I've been reading a book about how different cultures define masculinity. David Gilmore, the guy who wrote the book (Manhood in the Making), not the guy from Pink Floyd, is circling around the idea that the definition of manhood is rooted in a need to get men to take on important economic tasks needed in a particular culture. It's an older book, it was written in the 80s, so there is more Freud than I find useful and he never really explores the simple idea that the masculine ideal in a society is rooted in the characteristics of the men who rose to positions of power and influence. Certain types of guys tend to rise to the top when resources are limited. The pushy assholes happy to exert themselves on the world to get whatever thing (status and sex mostly I would guess, mostly sex as status puts you in a position to get more sex) usually win these zero sum games. The template for success is established, and the next generation(s) just keep going after that same idea. Masculinity has a glint of a cultural success algorithm.

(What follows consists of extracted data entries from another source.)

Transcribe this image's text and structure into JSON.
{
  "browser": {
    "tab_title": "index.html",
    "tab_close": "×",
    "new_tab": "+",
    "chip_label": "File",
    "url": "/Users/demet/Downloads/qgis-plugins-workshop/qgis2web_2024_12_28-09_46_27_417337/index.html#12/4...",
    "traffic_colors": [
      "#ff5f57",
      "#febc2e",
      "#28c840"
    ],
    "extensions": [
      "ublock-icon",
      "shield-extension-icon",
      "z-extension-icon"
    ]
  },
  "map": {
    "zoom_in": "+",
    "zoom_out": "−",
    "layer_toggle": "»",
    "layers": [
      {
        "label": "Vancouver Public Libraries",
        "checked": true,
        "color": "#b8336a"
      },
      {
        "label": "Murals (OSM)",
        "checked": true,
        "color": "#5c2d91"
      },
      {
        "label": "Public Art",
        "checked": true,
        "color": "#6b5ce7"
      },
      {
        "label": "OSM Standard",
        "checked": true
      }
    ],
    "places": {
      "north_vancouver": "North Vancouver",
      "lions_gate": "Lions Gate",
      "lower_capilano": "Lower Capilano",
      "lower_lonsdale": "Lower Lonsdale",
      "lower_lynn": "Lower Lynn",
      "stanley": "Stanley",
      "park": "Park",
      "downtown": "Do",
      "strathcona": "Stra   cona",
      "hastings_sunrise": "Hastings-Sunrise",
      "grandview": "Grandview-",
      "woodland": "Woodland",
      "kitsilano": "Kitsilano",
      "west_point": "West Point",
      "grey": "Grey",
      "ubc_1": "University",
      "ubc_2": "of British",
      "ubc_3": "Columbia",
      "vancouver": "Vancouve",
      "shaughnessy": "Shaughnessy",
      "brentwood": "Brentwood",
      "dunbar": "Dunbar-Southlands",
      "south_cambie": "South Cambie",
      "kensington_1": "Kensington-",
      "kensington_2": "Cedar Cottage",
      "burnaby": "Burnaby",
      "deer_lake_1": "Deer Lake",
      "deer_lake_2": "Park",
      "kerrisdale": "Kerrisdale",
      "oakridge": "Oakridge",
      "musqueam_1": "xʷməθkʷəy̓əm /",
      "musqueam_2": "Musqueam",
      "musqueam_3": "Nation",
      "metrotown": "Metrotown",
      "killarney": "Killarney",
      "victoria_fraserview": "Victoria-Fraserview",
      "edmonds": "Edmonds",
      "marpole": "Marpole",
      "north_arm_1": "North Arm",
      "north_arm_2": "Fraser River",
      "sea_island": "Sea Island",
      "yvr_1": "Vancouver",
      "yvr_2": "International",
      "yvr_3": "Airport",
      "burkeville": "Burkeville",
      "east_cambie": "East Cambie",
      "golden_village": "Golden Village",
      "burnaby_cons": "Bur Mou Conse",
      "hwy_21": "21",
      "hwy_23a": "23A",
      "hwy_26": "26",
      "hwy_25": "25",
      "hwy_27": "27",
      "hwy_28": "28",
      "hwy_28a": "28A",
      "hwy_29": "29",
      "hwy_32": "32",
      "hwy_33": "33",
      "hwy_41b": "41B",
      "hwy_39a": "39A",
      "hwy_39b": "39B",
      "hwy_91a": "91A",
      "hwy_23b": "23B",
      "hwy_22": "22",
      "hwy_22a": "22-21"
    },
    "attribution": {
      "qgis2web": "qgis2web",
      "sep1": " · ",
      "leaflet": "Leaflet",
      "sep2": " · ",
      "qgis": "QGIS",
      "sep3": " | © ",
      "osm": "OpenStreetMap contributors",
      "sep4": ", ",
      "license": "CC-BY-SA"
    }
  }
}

A long time half joke that is also a half (or more?) truth about me is that I have a feminine coded brain in a distinctly male body. I started making this joke when I read that males who write well may have had their brain exposed to higher levels of estrogen in the womb. I'll leave it to you to decide if what I'm putting down here qualifies as good writing, but I will say that my verbal abilities are well above the male average. Whatever the hormonal composition of my uterine environment, I have never really demonstrated the masculine ideal of boldly pursuing limited resources. It has always seemed like my body responded to testosterone, but my brain kind of sloughed it off and was content to lay low and take the passive path. I know I have touched on my ambush strategy to important life pursuits, but that preferred style frequently puts me at odds with the way a man is expected to behave.  

Years ago, I don't remember the exact date but I think it was maybe the early 2010s, I was questioning the value of my focus on my various side projects. I was wondering if they were anything more than distractions. Maybe I should take time to learn about Bitcoin or explore a business rather than writing Amazon reviews, applying to law school, or getting an MBA (to list the more potentially useful channels of my mental energy). Of course I didn't do those things. Would my life look much different if I had? I'm not a very big risk taker, kind of the point of this whole entry or maybe the blog itself, so it's unlikely I would have put more than a token amount of money into Bitcoin or any other investment that I may have identified. I've never felt compelled to take the big risk in any life domain. Drifting along has always just seemed so much easier. 

It's getting late so I don't want to start a whole new line of thought here, but my often pondered health and reading pursuits are not going all that well. As usual, there are many reasons for this, but a big one is me just not putting in the energy to make something happen. I have a vision, it's small and personal but it's a vision, but I'm not doing much to make that vision a reality. Lots of reasons why this isn't happening, but the choices I make are a big part of this issue. Getting up to run tomorrow before it gets too hot is a big part of marathon training success. That's why I need to stop now and go to bed.